29 de agosto de 2013

[rubrica] ''A'' Francesa, por Carolina Pinto


Allô a todos!
A partir de hoje trago-vos uma nova rubrica semanal ao Man Next Door, bem como o principio de uma colaboração. Curiosos? Ora então vejam!


Olá a todos! Sou a Carolina, arroiana, aspirante a designer e uma nerd sociável. Interesso-me por tudo o que tenha haver com cinema, fotografia, literatura, teatro, ilustração e arte em geral. E é mesmo sobre isso que vou aqui falar-vos, vai ser uma rubrica cultural e espero contribuir para enriquecer este blog, que já é fantástico.
Hoje, em jeito de apresentação, deixo-vos um top de 3 dos filmes que mais me marcaram e que (a meu ver) são obrigatórios, quer pelo realizador, quer pela mensagem transmitida ou pela força dos planos e diálogos.


Em primeiro lugar está talvez o meu filme preferido, Big Fish, de Tim Burton. Não é de todo o meu realizador de eleição, mas este filme de 2003 é de nos apaixonarmos à primeira vista. Baseado no livro de Daniel Wallace, Big Fish: A Novel of Mythic Proportions, este filme fala sobre um pai no leito da morte, contando enumeras histórias da sua juventude cheias de fantasia e metáforas ao seu filho distante e cético. Ewan McGregor interpreta o pai em jovem e nos flashbacks que fazem a maior parte do filme. Todas as histórias que conta são uma metáfora para a vida, com o deslumbramento típico do universo Burton. Acabamos de ver o filme e entendemos a importância do sonho, do coração bom e da mente aberta. Não tem que ser tudo cientificamente provado ou politicamente correcto. A nossa memória e imaginação acabam por escrever uma história não exacta mas muito real.



Em segundo, fica um filme mais recente, Django Unchained do meu realizador preferido, Quentin Tarantino.


Estreou em Dezembro de 2012 e nos últimos óscares ganhou nas categorias Melhor Argumento Original (que foi escrito por Tarantino) e Melhor Actor Secundário, entregue ao brilhante e sempre fantástico Christoph Waltz.
Neste top tinha que estar Tarantino, e acção do filme passa-se em 1859 no sul dos Estados Unidos da América, durante a escravatura e Django (Jamie Foxx) é apenas mais um escravo quando é comprado por um caçador de recompensas alemão, Dr. Shultz (Christoph Waltz) e depois de libertado, para que possam trabalhar em conjunto e salvarem Broomhida (Kerry Washington), a esposa e amada de Django. Uma série de eventos levam-nos ao terrível Calvin Candy (Leonardo DiCaprio) e aí começa a acção.
Tarantino aborda o tema de forma brilhante, comovente e sempre com aquelas cenas e planos típicos do realizador, os diálogos são maravilhosos e claro, o sempre inesperado final. Podem esperar neste filme tiros, sangue por tudo quanto é lado e claro, uma banda sonora espectacular.




E em terceiro lugar, mas não menos importante, quero homenagear o cinema português, que é tão cheio de talento e tão pouco valorizado, com Sangue do meu Sangue, do meu adorado João Canijo.

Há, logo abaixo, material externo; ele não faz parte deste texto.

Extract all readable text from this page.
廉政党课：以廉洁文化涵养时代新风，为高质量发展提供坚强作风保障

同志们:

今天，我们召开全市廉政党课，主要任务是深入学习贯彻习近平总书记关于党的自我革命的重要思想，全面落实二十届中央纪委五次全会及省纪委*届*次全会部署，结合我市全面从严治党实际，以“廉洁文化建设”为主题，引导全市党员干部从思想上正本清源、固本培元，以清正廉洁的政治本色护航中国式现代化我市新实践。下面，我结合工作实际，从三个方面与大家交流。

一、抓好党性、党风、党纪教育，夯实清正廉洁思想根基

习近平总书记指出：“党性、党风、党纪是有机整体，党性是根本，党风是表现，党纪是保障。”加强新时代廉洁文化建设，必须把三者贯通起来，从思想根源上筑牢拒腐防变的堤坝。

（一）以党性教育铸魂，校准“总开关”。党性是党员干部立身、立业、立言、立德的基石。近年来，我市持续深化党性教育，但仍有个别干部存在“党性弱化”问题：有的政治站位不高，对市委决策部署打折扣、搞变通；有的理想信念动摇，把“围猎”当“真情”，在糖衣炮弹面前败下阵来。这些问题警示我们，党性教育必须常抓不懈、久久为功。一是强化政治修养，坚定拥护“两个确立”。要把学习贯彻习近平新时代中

Este filme de 2011 foi muito bem recebido e aclamado e premiado em vários festivais internacionais. Conta com a presença de actores portugueses excelentes e que adoro, como a Rita Blanco ou o Nuno Lopes. Este filme que retrata, como tão bem Canijo sabe fazer, uma típica família portuguesa de classe baixa a morar no Bairro Padre Cruz. Em apenas uma semana, o quotidiano é virado do avesso quando a filha mais velha, interpretada por Cleia Almeida, anuncia que está grávida e não é do seu namorado. Em conjunto com esta história, mais se desenredam, retardando o bairro, as suas disputas, tráfico de droga e violência.
Neste filme, João Canijo eleve o cinema português a um nível superior, com diálogos cruzados combinados com planos complexos e cativamos, encorporamos várias histórias numa cena só e dando dinâmica, originalidade e força às cenas. Este é um excelente exemplo de quando se diz, o que é nacional é bom. E aqui, é muito bom.



Como também adoro cinema francês aqui fica uma banda sonora perfeita!
La Valse des Monstres - Yann Tiersen


Espero que tenham gostado desta estreia e até ao próximo post!